Senate approves Bumstead Promise Zones legislation benefiting Muskegon, Newaygo County students

Senate approves Bumstead Promise Zones legislation benefiting Muskegon, Newaygo County students

LANSING, Mich. — The state Senate on Thursday approved legislation sponsored by state Sen. Jon Bumstead that would provide flexibility and access to student scholarships for Michigan’s Promise Zones.

“These reforms would allow Promise Zone Authorities to make decisions that will benefit the individual needs of students within that zone,” said Bumstead, R-Newaygo. “I think we’ve found that, while being a simpler route, blanket policies simply don’t meet the unique needs of students in different areas of the state.”

The Michigan Promise Zone Authority Act provides for scholarships to students who live and graduate from a high school located within the boundaries of a Promise Zone. The scholarships allow for students to pursue higher education while lessening their financial burden.

Promise Zones have three funding sources: the federal Pell Grant or other need-based aid, private contributions and revenues from the state tax capture mechanism. Michigan statute currently allows for 15 communities to have Promise Zones.

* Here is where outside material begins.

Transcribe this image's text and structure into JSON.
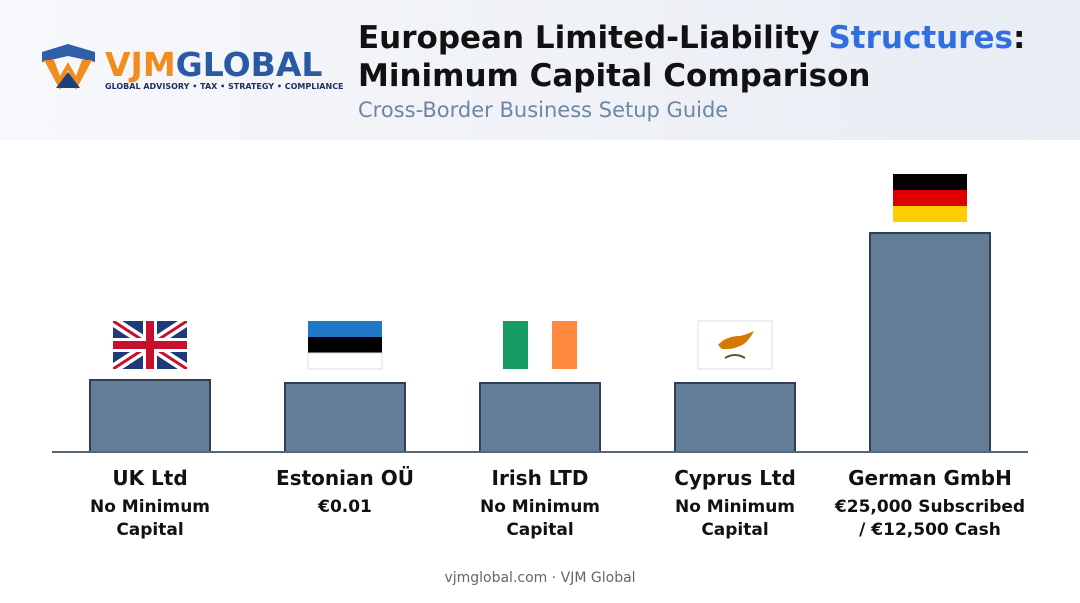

Currently, the Michigan Promise Zone Authority Act covers the cost of “qualified educational expenses” for students. Under the current definition, qualified educational expenses cover costs on top of tuition for expenses of books, supplies and equipment required for courses.

Senate Bill 1052 would modify what is considered a “qualified educational expense” and would make the cost of books, supplies and other equipment optional expenses that a Promise Zone Authority can cover if they choose to.

“Current law includes mandates from Lansing that take away dollars that could be going toward giving more Muskegon and Newaygo County students tuition scholarships,” Bumstead said. “Giving each Promise Zone Authority the choice to include additional costs covered on top of tuition allows each zone to be more autonomous and effective in meeting the needs of students in their community.”

The legislation now moves to the House of Representatives for further consideration.